Every year the air pollution rises steeply during Israel’s Independence Day, where even people with vegetarian (or vegaware) leanings have a sudden urge to fry ground beef “kebabs” on the mini BBQ grill sold at minimarkets and basically tossed out after use. But the effects of man’s ancient meat roasting urge are badly felt in the north of Israel where coal ash dust, from charcoal kilns, produced by a factory in the West Bank’s Wadi Ara, is blowing onto Israeli villages: “This pollution is ruining our lives and hurting my son’s health,” said Udi Razamovitz of Kibbutz Metzer to Haaretz: “I’m considering leaving the kibbutz altogether.”
In the Wadi Ara environs, some 1,600 tons of charcoal are produced every month, and most of it is destined for Israeli barbecues. The source material from old orchards is dug up in Israel, and then sent to the West Bank to be processed.

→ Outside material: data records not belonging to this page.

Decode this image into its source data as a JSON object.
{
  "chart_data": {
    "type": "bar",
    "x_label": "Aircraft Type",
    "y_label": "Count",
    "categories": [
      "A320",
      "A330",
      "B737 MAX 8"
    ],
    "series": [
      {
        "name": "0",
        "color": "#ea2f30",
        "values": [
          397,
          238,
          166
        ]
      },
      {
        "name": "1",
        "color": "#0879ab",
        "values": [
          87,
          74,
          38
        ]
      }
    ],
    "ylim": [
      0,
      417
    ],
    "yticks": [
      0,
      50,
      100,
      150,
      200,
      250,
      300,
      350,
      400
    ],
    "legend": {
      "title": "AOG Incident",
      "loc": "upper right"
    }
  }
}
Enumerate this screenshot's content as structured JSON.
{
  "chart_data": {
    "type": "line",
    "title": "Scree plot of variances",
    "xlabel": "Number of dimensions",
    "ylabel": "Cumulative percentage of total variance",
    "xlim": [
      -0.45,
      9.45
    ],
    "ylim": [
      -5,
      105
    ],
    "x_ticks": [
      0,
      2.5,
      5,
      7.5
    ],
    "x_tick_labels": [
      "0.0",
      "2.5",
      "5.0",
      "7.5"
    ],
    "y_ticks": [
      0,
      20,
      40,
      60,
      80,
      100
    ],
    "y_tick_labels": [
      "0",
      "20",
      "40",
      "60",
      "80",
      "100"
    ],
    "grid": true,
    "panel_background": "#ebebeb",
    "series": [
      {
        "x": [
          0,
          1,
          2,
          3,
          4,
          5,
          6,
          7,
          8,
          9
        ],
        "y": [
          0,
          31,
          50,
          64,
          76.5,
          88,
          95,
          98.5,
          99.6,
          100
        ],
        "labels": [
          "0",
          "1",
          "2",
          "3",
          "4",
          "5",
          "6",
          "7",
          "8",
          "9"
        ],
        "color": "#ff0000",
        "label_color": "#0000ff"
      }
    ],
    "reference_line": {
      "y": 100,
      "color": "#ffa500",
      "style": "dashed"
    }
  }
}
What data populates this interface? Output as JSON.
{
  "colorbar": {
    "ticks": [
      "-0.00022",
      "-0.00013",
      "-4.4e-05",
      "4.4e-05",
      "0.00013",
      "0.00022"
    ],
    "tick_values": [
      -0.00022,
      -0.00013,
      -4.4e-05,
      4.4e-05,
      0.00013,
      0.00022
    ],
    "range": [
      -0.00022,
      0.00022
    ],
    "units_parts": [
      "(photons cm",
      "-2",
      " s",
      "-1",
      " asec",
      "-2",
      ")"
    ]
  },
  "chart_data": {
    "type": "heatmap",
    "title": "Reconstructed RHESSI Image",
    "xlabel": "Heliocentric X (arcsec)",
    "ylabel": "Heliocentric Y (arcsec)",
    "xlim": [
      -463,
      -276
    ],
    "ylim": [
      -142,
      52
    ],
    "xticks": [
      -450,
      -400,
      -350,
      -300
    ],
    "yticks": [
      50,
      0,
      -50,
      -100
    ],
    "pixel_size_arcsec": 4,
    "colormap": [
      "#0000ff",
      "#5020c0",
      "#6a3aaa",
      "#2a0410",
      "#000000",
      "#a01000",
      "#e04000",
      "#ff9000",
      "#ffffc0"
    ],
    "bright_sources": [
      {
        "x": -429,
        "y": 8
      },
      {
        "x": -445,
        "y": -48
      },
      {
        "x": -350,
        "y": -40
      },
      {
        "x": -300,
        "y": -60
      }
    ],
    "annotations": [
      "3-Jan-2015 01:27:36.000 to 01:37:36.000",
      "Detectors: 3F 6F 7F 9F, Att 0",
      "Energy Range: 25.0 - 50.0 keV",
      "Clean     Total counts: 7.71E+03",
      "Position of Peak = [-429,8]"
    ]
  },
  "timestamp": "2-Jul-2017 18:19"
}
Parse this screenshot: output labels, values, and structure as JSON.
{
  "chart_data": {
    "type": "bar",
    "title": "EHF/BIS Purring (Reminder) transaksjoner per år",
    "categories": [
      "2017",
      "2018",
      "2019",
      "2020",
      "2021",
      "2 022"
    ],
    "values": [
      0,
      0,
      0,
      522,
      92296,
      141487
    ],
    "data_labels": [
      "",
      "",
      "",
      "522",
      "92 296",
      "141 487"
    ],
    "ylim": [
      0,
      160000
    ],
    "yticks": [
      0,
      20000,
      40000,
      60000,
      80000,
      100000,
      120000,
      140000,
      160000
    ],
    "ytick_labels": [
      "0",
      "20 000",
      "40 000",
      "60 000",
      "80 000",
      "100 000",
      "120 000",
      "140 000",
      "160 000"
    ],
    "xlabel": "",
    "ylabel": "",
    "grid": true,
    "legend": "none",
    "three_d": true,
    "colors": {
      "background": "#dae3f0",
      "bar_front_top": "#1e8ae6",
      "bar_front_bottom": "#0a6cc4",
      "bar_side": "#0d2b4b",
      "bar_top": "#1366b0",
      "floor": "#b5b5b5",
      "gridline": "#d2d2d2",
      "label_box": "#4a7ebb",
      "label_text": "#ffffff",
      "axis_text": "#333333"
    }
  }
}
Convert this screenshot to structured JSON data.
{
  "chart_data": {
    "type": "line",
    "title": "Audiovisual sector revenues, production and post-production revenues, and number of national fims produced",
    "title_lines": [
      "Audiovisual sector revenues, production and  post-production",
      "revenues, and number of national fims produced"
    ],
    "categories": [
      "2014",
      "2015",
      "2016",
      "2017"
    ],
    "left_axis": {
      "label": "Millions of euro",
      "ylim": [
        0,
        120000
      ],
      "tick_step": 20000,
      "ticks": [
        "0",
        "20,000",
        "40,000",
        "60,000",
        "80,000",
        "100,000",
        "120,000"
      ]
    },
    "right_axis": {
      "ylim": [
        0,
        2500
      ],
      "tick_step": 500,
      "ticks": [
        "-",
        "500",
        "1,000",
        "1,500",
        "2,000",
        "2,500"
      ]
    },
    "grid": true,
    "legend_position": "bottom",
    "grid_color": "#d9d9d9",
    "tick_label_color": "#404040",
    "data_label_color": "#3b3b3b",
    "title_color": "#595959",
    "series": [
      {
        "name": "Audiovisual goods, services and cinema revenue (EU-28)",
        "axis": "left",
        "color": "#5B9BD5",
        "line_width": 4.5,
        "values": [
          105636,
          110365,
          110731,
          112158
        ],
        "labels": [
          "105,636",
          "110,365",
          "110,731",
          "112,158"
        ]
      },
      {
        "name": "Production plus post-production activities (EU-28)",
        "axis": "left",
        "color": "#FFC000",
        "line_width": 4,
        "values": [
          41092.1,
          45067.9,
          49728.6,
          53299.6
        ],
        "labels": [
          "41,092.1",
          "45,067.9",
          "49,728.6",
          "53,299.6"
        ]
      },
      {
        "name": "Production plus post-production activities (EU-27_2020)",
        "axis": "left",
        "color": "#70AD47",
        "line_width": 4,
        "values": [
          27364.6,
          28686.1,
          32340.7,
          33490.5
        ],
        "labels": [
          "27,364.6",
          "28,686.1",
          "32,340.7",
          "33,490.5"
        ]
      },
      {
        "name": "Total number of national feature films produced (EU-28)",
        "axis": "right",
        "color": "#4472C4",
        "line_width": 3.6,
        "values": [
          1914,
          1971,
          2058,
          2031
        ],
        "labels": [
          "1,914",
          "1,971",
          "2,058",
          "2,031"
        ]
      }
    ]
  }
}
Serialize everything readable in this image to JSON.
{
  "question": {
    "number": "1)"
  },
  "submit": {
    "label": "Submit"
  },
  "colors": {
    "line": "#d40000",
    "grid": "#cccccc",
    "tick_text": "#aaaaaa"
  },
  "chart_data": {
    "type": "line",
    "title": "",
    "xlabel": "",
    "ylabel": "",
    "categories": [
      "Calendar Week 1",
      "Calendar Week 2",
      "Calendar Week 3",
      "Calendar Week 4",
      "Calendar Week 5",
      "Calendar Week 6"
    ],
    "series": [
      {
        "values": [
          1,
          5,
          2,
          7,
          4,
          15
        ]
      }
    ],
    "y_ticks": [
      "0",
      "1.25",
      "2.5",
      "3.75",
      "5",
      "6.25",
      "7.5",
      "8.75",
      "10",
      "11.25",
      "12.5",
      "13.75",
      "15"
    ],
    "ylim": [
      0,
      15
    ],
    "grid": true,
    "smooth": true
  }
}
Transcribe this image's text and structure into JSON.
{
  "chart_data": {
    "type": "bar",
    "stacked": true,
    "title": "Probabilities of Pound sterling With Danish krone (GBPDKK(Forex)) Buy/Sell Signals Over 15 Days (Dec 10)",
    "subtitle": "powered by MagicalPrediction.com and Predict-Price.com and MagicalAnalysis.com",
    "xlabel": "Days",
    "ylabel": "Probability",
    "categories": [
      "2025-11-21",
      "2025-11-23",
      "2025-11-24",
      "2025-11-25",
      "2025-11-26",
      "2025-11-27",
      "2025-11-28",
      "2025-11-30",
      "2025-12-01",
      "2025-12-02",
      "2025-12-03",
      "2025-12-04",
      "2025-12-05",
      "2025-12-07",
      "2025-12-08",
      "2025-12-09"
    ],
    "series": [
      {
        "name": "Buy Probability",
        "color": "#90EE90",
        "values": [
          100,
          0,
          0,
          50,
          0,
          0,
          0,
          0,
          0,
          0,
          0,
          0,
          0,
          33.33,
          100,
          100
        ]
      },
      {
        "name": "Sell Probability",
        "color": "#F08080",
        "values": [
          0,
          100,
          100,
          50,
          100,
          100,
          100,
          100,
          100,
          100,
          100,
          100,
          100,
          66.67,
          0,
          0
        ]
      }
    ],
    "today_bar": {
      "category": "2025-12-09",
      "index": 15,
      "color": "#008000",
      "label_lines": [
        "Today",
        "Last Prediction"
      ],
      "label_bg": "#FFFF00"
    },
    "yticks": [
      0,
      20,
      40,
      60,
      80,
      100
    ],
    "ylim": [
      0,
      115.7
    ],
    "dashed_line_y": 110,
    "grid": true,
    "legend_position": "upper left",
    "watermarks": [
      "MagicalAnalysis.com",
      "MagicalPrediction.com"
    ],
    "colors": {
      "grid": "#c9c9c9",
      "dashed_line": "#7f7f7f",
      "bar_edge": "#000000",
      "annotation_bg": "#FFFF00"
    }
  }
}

Israeli residents living in the vicinity of kiln smoke recognize that the kilns are an important source of income for their neighbors, and meanwhile are asking the kiln factories to install filters –– to protect the air they breath, and also to protect the Palestinians who are working in the kilns.
In the spirit of American BBQs, Green Prophet suggests that Middle East meat eaters acquire an America-style gas BBQ. They are less smoky, less likely to be tossed in the trash, and the gas used in them is much less harmful to the environment. And my father, a trash collector, has found BBQs to be an excellent source of scrap material that scrap dealers will pay a pretty penny for after the BBQ has cooked its share of burgers.
On a positive side note, Israelis rank high among western countries for consumers of the least amount of beef per year: only 17 kilos compared to the big meat eaters: 54 kilos in Argentina (also in today’s Haaretz).